Il drammatico terremoto che ha sconvolto l’Italia centrale costituisce l’ennesima conferma che il Paese ha bisogno di imponenti piani di prevenzione e di interventi strutturali in grado di ridurre i grandi rischi ambientali da cui è afflitta la nostra fragile penisola.

In quest’ottica sono fondamentali regole e norme che non solo impediscano un ulteriore deperimento del territorio ma che siano orientate in maniera chiara anche a migliorare la qualità dell’esistente, a cominciare dagli edifici spesso costruiti senza alcuna attenzione ai pericoli naturali e concepiti secondo una pianificazione guidata solo dalla confusa volontà di occupare suolo; norme urbanistiche, regole fiscali, bonus ed altri strumenti che trasformino un patrimonio abitativo di scarsa qualità e infrastrutture non di rado fatiscenti in realtà finalmente “rigenerate”.

Servono però soprattutto gigantesche risorse che nessun bilancio ordinario sarà mai capace di reperire e, d’altra parte, l’assenza di opere preventive impone, subito dopo i disastri, spese colossali per affrontare le emergenze da rintracciare necessariamente, e in breve tempo, proprio in quei medesimi, incerti bilanci ordinari. Secondo stime recenti occorrerebbe un piano straordinario che dovrebbe destinare 4 miliardi di euro l’anno per i prossimi vent’anni per dare corpo alle opere antisismiche e idrogeologiche indispensabili al fine di sanare i mali dei territori. Se poi sono vere le valutazioni secondo cui oltre la metà degli edifici pubblici ha bisogno di interventi strutturali, il conto complessivo potrebbe salire a 100 miliardi di euro necessari nello stesso periodo. A tali cifre andrebbero aggiunti, sempre in termini di recupero ambientale, i costi delle bonifiche dei siti inquinati che occupano in Italia significative porzioni di territorio; prendendo in esame solo i cosiddetti siti di interesse nazionale (SIN), sono stati ritenuti necessari circa 3 miliardi di euro per restituire simili aree agli usi legittimi.

Si tratta, nell’insieme, di risorse in buona misura pubbliche –sia sotto forma di finanziamenti che di sgravi fiscali– non rintracciate e, per molti versi, non rintracciabili neppure modificando radicalmente l’ordine di priorità di spesa pubblica senza un drastico cambiamento di impostazione della contabilità pubblica, a partire ancora una volta dalle regole europee. Solo per rendere più chiara questa sostanziale e contraddittoria “impotenza” può essere utile citare qualche numero ulteriore.

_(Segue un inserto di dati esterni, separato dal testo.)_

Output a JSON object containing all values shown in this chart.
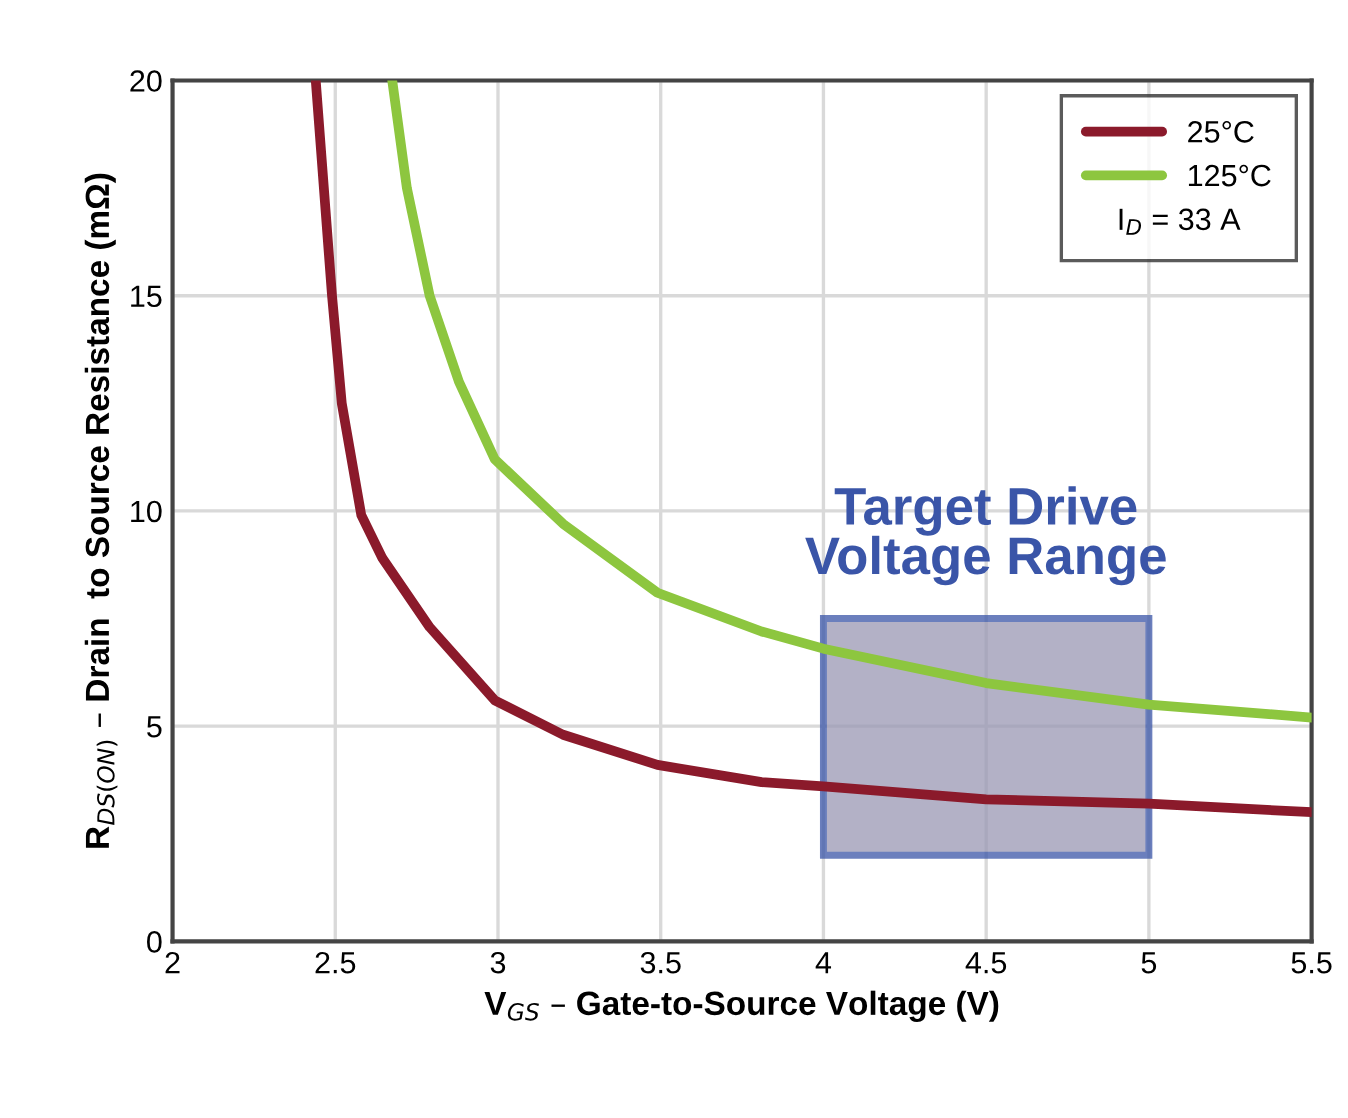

Nell’arco di tempo compreso fra il 1991 e il 2008 il totale degli investimenti pubblici destinati alla mitigazione del rischio idrogeologico è stato pari a 7,3 miliardi di euro, una cifra, come è evidente, del tutto insufficiente per conseguire risultati decorosi. Nel periodo 1994-2005 solo per le emergenze e gli indennizzi a seguito di eventi critici nel bacino del Po sono stati spesi invece 12,5 miliardi di euro con l’obiettivo di lenire le ferite che non erano state prevenute.

I dati non sono certo migliori nell’ambito dei finanziamenti destinati al rischio sismico. Il fondo per la prevenzione antisismica, approvato nel pieno della tragedia del terremoto che ha sconvolto l’Aquila è stato programmato su sette anni, dal 2010 al 2016, per un importo complessivo di 965 milioni di euro, subendo per di più ulteriori riduzioni fino ai 44 milioni proprio di quest’anno. Di nuovo, per fare un crudo raffronto è sufficiente citare la stima del costo dei danni del sisma emiliano del 2102 che superano i 13 miliardi. Il perché di questa discrasia fra le risorse destinate alla prevenzione e quelle riservate all’emergenza non è però riconducibile solo alla “disattenzione” della politica ma ha a che fare, appunto, anche, se non soprattutto, con le già citate regole di contabilità, figlie dei vincoli europei, secondo cui proprio gli investimenti, più ancora della spesa corrente, sottostanno alle censure dei parametri “inventati” a Maastricht. Per l’Europa, impiegare risorse pubbliche per mettere in sicurezza una scuola costituisce un atto “sospetto” e il motivo discende dal fatto che, a differenza della spesa corrente, la spesa per investimenti può essere finanziata aumentando il debito pubblico, ritenuto nella visione germanocentrica il peggiore dei mali. È sempre più evidente che una simile visione non è in grado di risolvere nessuno dei grandi problemi strutturali del Vecchio Continente, tra cui quello della sicurezza ambientale è certamente uno dei primi.